Nine years on, Joe Schmidt has stepped down as Ireland coach having achieved success on a scale never before seen in Irish rugby. Two Heineken Cups in three seasons with Leinster. Three Six Nations championships in six seasons with Ireland, including the Grand Slam in 2018. And a host of firsts: the first Irish victory in South Africa; the first Irish defeat of the All Blacks, and then a second; and Ireland's first number 1 world ranking.

Along the way, Schmidt became a byword for precision and focus in coaching, remarkable attention to detail and the highest of standards. But who is Joe Schmidt? In Ordinary Joe, Schmidt tells the story of his life and influences: the experiences and management ideas that made him the coach, and the man, that he is today. And his diaries of the 2018 Grand Slam and the 2019 Rugby World Cup provide a brilliantly intimate insight into the stresses and joys of coaching a national team in victory and defeat.

From the small towns in New Zealand's North Island where he played barefoot rugby and jostled around the dinner table with seven siblings, to the training grounds and video rooms where he consistently kept his teams a step ahead of the opposition, Ordinary Joe reveals an ordinary man who has helped his teams to achieve extraordinary things.

Reviews

  • Rugby obsessives and amateur coaches will revel in the insight that Schmidt offers into his training methods, tactics and preparation ... Full of insight, emotion and considered analysis
    Irish Daily Mail

About the author

Joe Schmidt

Joe Schmidt was born in the Far North of New Zealand in 1965, the third of eight children of a district nurse and a postmaster. As a young man, he played on the wing for Manawatu in the National Provincial Championship, and worked as a schoolteacher, administrator and coach at schools around the North Island - and, for a year and a half, in Co. Westmeath.

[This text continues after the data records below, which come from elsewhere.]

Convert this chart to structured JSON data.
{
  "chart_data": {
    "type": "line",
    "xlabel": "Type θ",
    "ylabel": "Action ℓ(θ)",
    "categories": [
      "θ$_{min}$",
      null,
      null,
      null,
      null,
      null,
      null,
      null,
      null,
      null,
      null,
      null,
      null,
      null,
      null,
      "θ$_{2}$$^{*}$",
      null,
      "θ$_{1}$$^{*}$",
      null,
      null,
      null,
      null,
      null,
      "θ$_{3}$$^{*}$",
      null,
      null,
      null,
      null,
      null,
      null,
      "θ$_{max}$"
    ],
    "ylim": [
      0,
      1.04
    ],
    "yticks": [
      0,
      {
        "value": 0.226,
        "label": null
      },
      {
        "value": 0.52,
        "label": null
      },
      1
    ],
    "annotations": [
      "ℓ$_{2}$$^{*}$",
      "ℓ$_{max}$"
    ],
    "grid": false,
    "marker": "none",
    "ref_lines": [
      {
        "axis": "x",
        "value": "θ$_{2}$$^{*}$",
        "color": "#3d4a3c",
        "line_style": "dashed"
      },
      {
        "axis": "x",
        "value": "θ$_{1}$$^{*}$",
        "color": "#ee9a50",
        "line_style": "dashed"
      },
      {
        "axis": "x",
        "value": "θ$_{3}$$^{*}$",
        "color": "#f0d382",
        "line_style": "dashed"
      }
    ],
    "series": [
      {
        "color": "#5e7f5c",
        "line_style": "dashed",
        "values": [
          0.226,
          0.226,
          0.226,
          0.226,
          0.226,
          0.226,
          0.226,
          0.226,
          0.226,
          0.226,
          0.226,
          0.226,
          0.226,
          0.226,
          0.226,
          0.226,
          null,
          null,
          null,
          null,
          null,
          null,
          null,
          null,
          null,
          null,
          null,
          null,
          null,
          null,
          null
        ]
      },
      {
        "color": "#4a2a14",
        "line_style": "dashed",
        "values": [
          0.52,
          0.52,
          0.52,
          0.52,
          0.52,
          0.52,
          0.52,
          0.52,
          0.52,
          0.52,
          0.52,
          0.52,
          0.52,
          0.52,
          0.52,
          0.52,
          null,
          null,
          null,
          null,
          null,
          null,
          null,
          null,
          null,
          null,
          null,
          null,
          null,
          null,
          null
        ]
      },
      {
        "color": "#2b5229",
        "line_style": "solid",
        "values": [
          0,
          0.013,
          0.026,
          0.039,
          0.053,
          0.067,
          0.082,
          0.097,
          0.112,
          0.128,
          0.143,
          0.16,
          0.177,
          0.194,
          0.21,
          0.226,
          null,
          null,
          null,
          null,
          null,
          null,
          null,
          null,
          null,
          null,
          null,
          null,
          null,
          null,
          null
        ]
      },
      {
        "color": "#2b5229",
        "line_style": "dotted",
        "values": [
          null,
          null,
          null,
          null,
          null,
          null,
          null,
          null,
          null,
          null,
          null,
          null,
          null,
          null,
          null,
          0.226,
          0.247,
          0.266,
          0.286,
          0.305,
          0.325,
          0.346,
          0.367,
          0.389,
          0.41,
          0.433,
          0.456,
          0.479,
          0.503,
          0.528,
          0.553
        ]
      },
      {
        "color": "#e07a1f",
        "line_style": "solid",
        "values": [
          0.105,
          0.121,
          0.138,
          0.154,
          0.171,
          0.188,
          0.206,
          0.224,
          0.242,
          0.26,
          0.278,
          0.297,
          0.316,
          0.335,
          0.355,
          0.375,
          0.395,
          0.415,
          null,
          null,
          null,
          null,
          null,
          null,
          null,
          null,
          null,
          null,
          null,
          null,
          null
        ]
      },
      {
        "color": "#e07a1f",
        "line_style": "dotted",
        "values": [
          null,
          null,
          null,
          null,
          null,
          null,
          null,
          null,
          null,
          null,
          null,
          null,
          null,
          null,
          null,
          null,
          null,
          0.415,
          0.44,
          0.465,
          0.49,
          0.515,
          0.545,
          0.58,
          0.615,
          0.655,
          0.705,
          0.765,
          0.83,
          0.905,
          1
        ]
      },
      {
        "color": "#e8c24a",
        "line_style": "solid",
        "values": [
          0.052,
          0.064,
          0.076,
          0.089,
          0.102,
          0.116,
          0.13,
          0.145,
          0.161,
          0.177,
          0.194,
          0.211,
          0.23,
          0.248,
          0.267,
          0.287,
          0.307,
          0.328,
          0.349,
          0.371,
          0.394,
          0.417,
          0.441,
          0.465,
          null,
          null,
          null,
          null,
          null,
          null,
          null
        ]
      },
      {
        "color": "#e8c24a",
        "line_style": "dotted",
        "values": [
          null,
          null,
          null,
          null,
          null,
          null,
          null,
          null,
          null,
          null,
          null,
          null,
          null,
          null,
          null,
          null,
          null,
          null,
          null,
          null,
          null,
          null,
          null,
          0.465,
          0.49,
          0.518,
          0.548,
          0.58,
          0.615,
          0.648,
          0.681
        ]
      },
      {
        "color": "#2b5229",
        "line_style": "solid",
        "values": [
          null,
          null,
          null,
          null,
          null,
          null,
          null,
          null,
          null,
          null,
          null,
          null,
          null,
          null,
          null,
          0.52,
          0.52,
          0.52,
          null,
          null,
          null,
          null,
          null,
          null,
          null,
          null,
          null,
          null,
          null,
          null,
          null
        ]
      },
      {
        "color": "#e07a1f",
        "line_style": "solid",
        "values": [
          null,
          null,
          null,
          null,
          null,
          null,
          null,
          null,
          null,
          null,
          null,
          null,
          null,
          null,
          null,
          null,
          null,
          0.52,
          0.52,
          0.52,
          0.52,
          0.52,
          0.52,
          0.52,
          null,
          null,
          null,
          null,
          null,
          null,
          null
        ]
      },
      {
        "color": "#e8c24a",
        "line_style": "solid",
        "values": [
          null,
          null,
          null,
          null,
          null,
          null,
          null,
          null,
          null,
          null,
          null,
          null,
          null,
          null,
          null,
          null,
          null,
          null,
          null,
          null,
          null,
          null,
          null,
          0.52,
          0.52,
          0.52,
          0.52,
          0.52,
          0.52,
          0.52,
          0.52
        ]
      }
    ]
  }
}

After making a name for himself as an innovative schools rugby coach, he worked as an assistant coach with Bay of Plenty, the Auckland Blues in Super Rugby, and Clermont-Auvergne. In 2010 he became head coach of Leinster, where he won two Heineken Cups in three seasons. As Ireland coach from 2013 to 2019, he achieved unprecedented success, including three Six Nations championships in six seasons, and was World Rugby Coach of the Year in 2018.

He and his wife Kelly have four children, and live in Dublin.